Anyone who plays with the public markets thinks they know enough to make big gains, but the ups and downs of trading can serve as a stark reminder that you’re never finished learning.
In Equity.Guru’s If I Could Start Again series, we talk to some of the savviest investors and analysts and newsletter guys around and ask them what mistakes they’ve made, what their big wins have been, and what they’d do differently if they could start from scratch with $1000 in their hand.
PETER EPSTEIN is a New York-based analyst who runs EpsteinResearch.com, focusing on the resources sector but by no means restricted to that.
We asked him to tell us about how he got into the business:
My first foray into investing was, without doubt, as a kid in the 1970s. I invested in baseball cards. I amassed an empire worth US$5k. The investment returns were double digits, but then again, so was inflation! The skill was to buy cards of rookie players, “rookie cards,” that turned out to be stars. A lot like buying shares of early-stage miners, but way easier. Returns on strong rookie player cards were routinely 100%+ over a 1-2 year period.

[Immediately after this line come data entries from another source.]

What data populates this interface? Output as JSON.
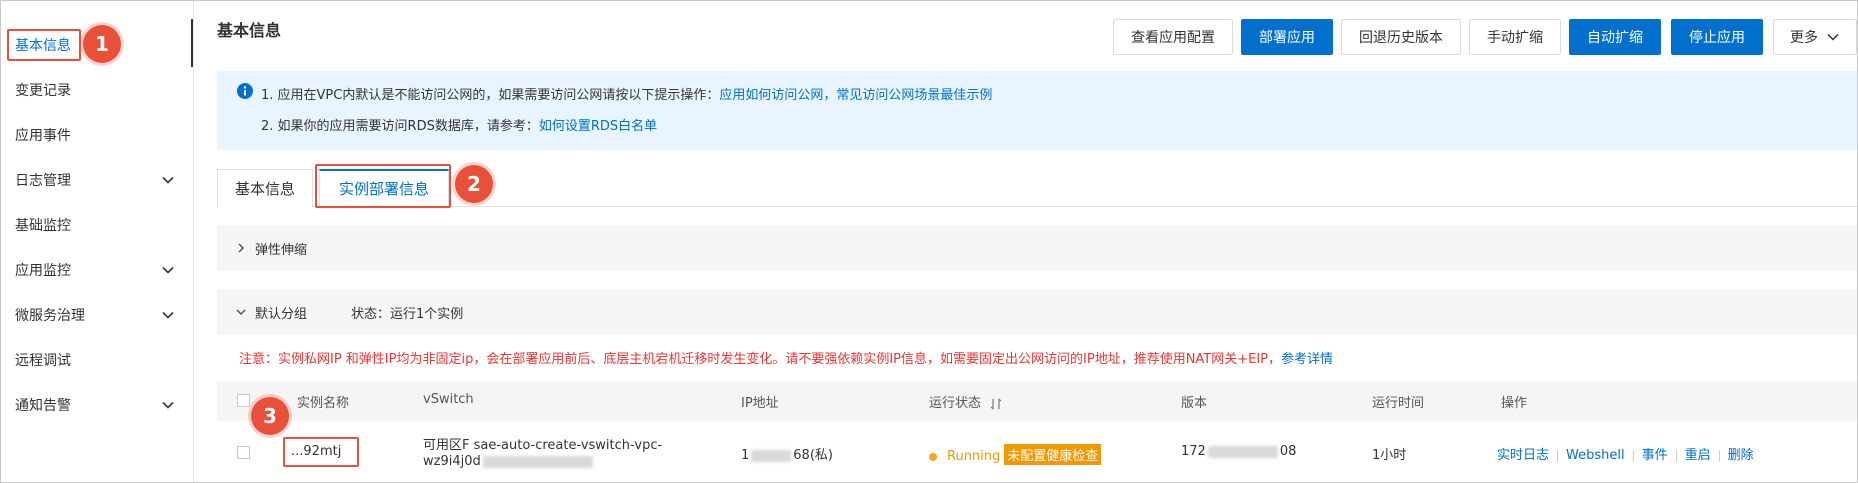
{
  "sidebar": {
    "items": [
      {
        "label": "基本信息",
        "expandable": false,
        "active": true
      },
      {
        "label": "变更记录",
        "expandable": false
      },
      {
        "label": "应用事件",
        "expandable": false
      },
      {
        "label": "日志管理",
        "expandable": true
      },
      {
        "label": "基础监控",
        "expandable": false
      },
      {
        "label": "应用监控",
        "expandable": true
      },
      {
        "label": "微服务治理",
        "expandable": true
      },
      {
        "label": "远程调试",
        "expandable": false
      },
      {
        "label": "通知告警",
        "expandable": true
      }
    ]
  },
  "header": {
    "title": "基本信息",
    "buttons": {
      "view_config": "查看应用配置",
      "deploy": "部署应用",
      "rollback": "回退历史版本",
      "manual_scale": "手动扩缩",
      "auto_scale": "自动扩缩",
      "stop": "停止应用",
      "more": "更多"
    }
  },
  "notice": {
    "line1_prefix": "1. 应用在VPC内默认是不能访问公网的，如果需要访问公网请按以下提示操作：",
    "line1_link1": "应用如何访问公网",
    "line1_sep": "，",
    "line1_link2": "常见访问公网场景最佳示例",
    "line2_prefix": "2. 如果你的应用需要访问RDS数据库，请参考：",
    "line2_link": "如何设置RDS白名单"
  },
  "tabs": [
    "基本信息",
    "实例部署信息"
  ],
  "elastic": {
    "label": "弹性伸缩"
  },
  "group": {
    "name": "默认分组",
    "status": "状态：运行1个实例"
  },
  "warning": {
    "text": "注意：实例私网IP 和弹性IP均为非固定ip，会在部署应用前后、底层主机宕机迁移时发生变化。请不要强依赖实例IP信息，如需要固定出公网访问的IP地址，推荐使用NAT网关+EIP，",
    "link": "参考详情"
  },
  "table": {
    "headers": {
      "name": "实例名称",
      "vswitch": "vSwitch",
      "ip": "IP地址",
      "status": "运行状态",
      "version": "版本",
      "uptime": "运行时间",
      "actions": "操作"
    },
    "row": {
      "name": "...92mtj",
      "vswitch_line1": "可用区F sae-auto-create-vswitch-vpc-",
      "vswitch_line2": "wz9i4j0d",
      "ip_prefix": "1",
      "ip_suffix": "68(私)",
      "status": "Running",
      "health_badge": "未配置健康检查",
      "version_prefix": "172",
      "version_suffix": "08",
      "uptime": "1小时",
      "actions": [
        "实时日志",
        "Webshell",
        "事件",
        "重启",
        "删除"
      ]
    }
  },
  "steps": [
    "1",
    "2",
    "3"
  ],
  "colors": {
    "accent": "#0070cc",
    "highlight": "#e8503a",
    "warning": "#e33333",
    "badge": "#f39800"
  }
}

What was your personal investing highlight?
My biggest score is obviously still ahead of me. Looking back, I made some coin in the dot.com bust acquiring distressed bonds of Telecom companies. Returns were 5x-10x on the best ones. I bet on real companies that got caught up in the Internet craze, guilt by association. It was intoxicating to have high conviction in these distressed bonds and be right. My career as an investor, like many, has been downhill ever since.
For me, natural resource company management teams have been the bane of my existence. I continue to believe that 84.67% of the time they speak the truth, but that estimate of truthfulness has proven to be way too high. Not all of them are lying to me, but there are a lot of guys who are drinkers of their own kool-aid. I routinely haircut a management team’s view of the future by a substantial amount and, even then, I’ve gotten burned again and again.
Which sectors have strong long-term to you?
How long do you hold on to a winner? Or a loser?
Successful selling is more important than buying. High risk, high volatility stocks can move higher by multiples, buy you can only lose 1 multiple, otherwise known as 100%. That’s not intuitive for some so, think about it. Selling losers is usually a shit show. Yes you sell too late or the stock bounces back somewhat the next day, but once one has given up on a stock, just sell it and buy your next big loser.
It gets really, really hard to be positive on stocks once they’ve soared. Even if I have strong conviction that a stock still has a lot of upside, I expose myself to the possibility that the stock could collapse, calling my integrity into question. People will ask, was I just pumping the stock?